A Journey Retold
Do you think growing up in an art studio makes you an
artist? I grew up in my mother’s studio, and I seem compelled to create. I was
introduced to my medium when I was nine. My mother instructed me how to carve a
linoleum block for a Christmas card. The next time I worked in this medium was
in a Textile Design class at Western Kentucky University. I was introduced to
batik, tie-dye, silkscreen, and block printing. I loved it all. I even taught a
Basic Design class at Western after I graduated. Later, in graduate school at
University of Tennessee, Knoxville, I minored in Textile Design. Batik was my
thing then, but when I almost set my house on fire and nearly destroyed all the
automatic dry cleaning machines in town, I changed to block printing. I became a
full-time instructor at Miami University of Ohio in the fall of 1975, but I
continued to experiment in my printing and even took more design classes. I
started designing vests and kimonos that I had printed with my newly carved
spiral designs. Ironically, they were showing in an art to wear boutique in San
Francisco. After three years in Ohio, I made a paradigm shift, quit teaching,
moved back to Kentucky, and had my first child in 1978. However, this change
gave me time to work on my printing techniques and design motifs. I had two
one-person shows in Owensboro, Kentucky, worked summer fairs, and began to show
nationally my quilted, linocut printed garments. Following that, I was asked to
teach the Textile Design class at Western Ky. University which had originally
inspired my artistic direction. By this time I have two children under four, and
in 1983 my husband and I had the bright idea to move to Santa Cruz, California.

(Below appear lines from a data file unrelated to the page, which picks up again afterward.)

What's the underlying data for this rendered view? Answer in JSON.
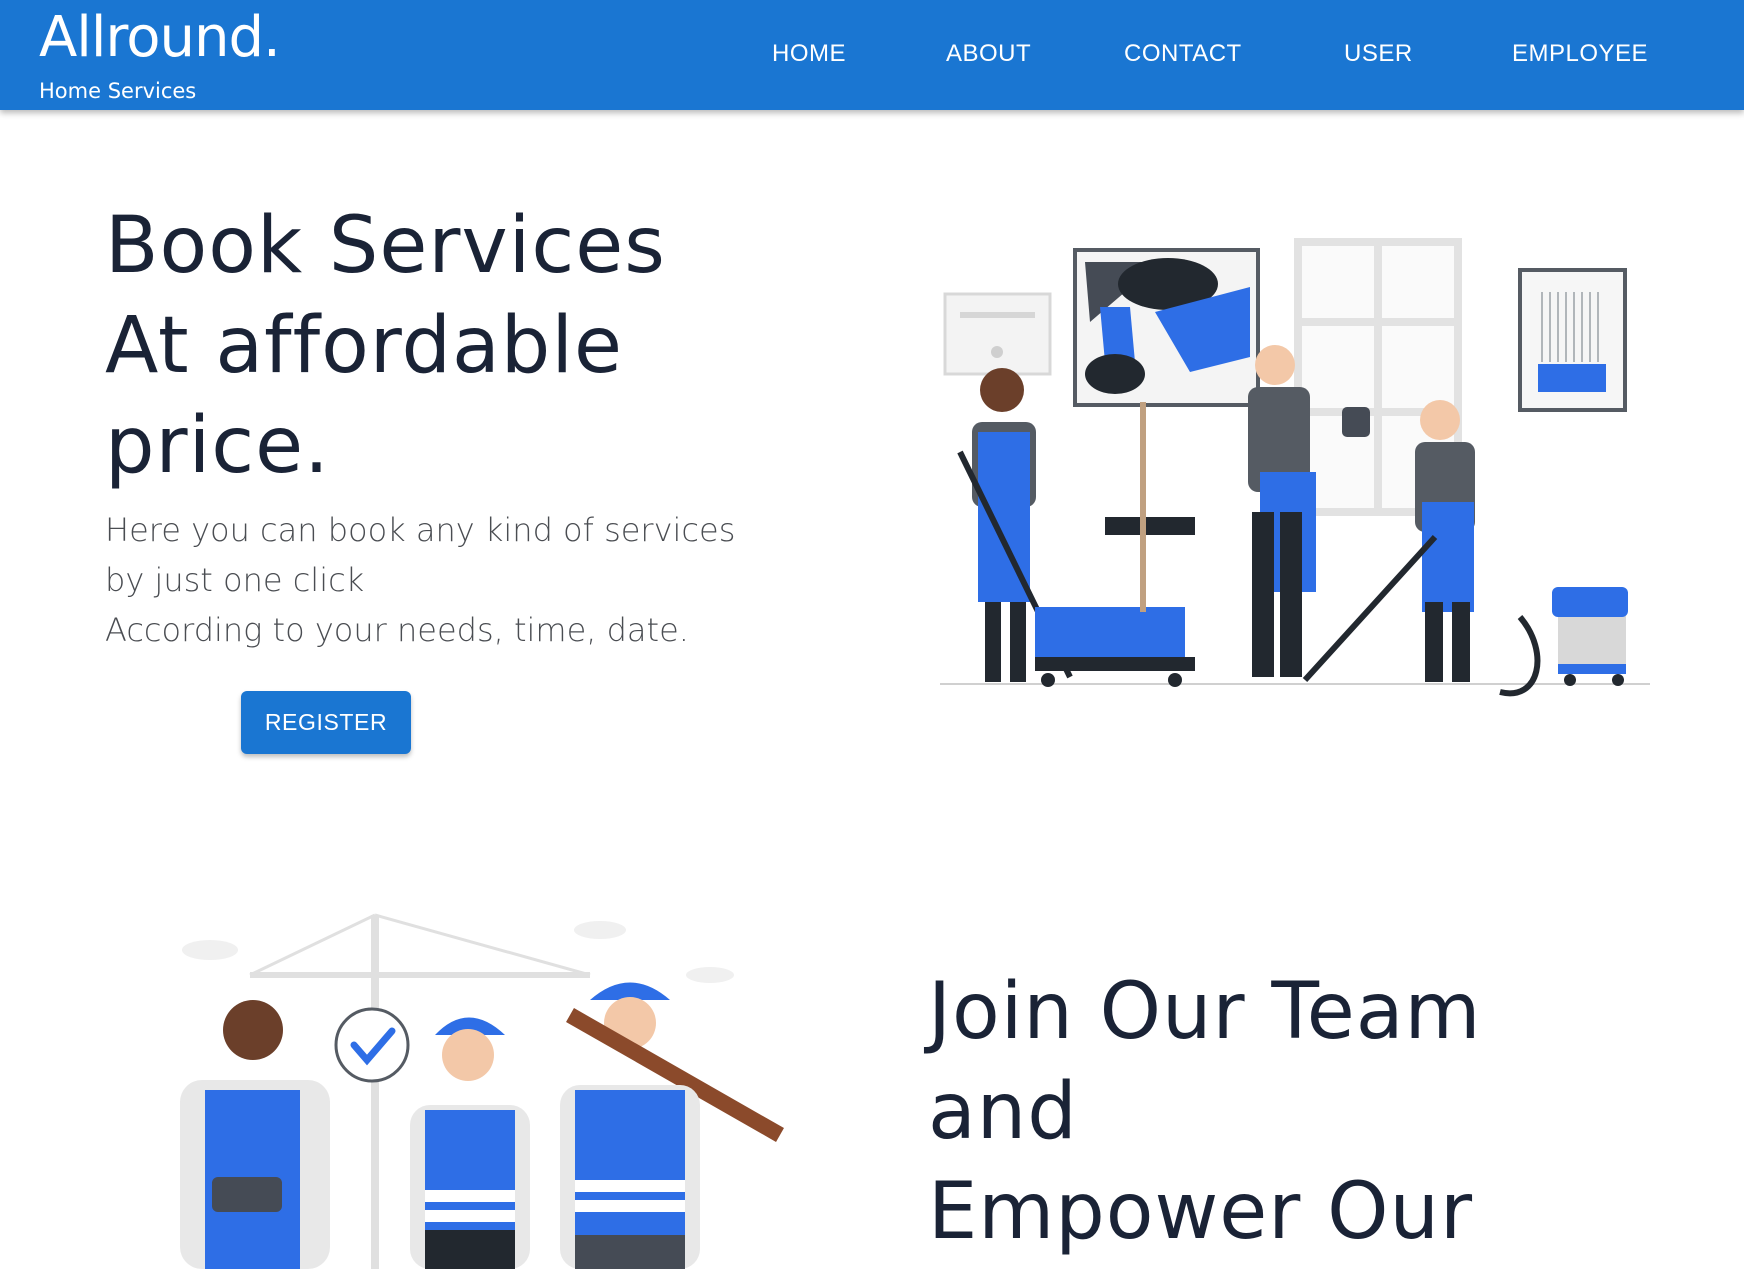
{
  "header": {
    "brand": "Allround.",
    "tagline": "Home Services",
    "nav": [
      "HOME",
      "ABOUT",
      "CONTACT",
      "USER",
      "EMPLOYEE"
    ]
  },
  "hero": {
    "title_lines": [
      "Book Services",
      "At affordable",
      "price."
    ],
    "description_lines": [
      "Here you can book any kind of services",
      "by just one click",
      "According to your needs, time, date."
    ],
    "register_label": "REGISTER"
  },
  "team": {
    "title_lines": [
      "Join Our Team",
      "and",
      "Empower Our"
    ]
  },
  "colors": {
    "primary": "#1a76d2",
    "accent_blue": "#2e6ee6",
    "heading": "#1a2336"
  }
}
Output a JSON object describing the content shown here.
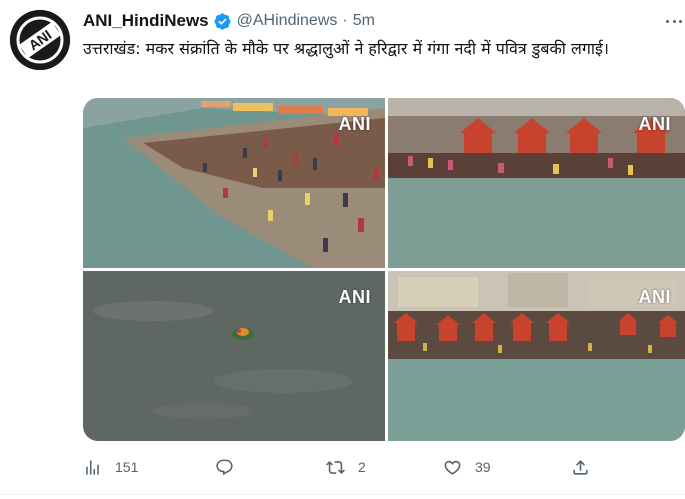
{
  "tweet": {
    "display_name": "ANI_HindiNews",
    "handle": "@AHindinews",
    "separator": "·",
    "time": "5m",
    "text": "उत्तराखंड: मकर संक्रांति के मौके पर श्रद्धालुओं ने हरिद्वार में गंगा नदी में पवित्र डुबकी लगाई।",
    "avatar_logo": "ANI",
    "verified": true,
    "brand_color": "#1d9bf0"
  },
  "media": {
    "watermark": "ANI",
    "images": [
      {
        "name": "ghat-crowd-steps"
      },
      {
        "name": "river-bathers-red-shrines"
      },
      {
        "name": "river-floating-offering"
      },
      {
        "name": "ghat-wide-view"
      }
    ]
  },
  "actions": {
    "views": {
      "icon": "views-icon",
      "count": "151"
    },
    "reply": {
      "icon": "reply-icon",
      "count": ""
    },
    "retweet": {
      "icon": "retweet-icon",
      "count": "2"
    },
    "like": {
      "icon": "like-icon",
      "count": "39"
    },
    "share": {
      "icon": "share-icon",
      "count": ""
    }
  }
}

Finding that the streets are not paved with gold, it got harder to keep my art
going. A third child arrives. I teach Beginning Clothing Construction at
Cabrillo College, but my Textile class is cut due to an economic downturn. I
had hoped to bring a Textile, Clothing and Merchandising program to Cabrillo,
but times were tight. Again, I have another shift. I decided that my art needed
a message. I started studying symbols across the world and across time. I
created story blocks that reflect birth, marriage, journey, death, creation,
bliss or, in other words, basic archetypes of human experience. This cemented me
as an artist. Later, in 2000, I started printing on silk scarves and placing
them in local galleries. I became an Open Studio artist in 2003. Today I print
my simpler designs of flowers, shells, and geometric motifs for art to wear, and
I print my more detailed story blocks on paper, matted and framed. My art
continues to evolve, but I have not wavered from my original linocut medium, and
I still use that first linoleum block.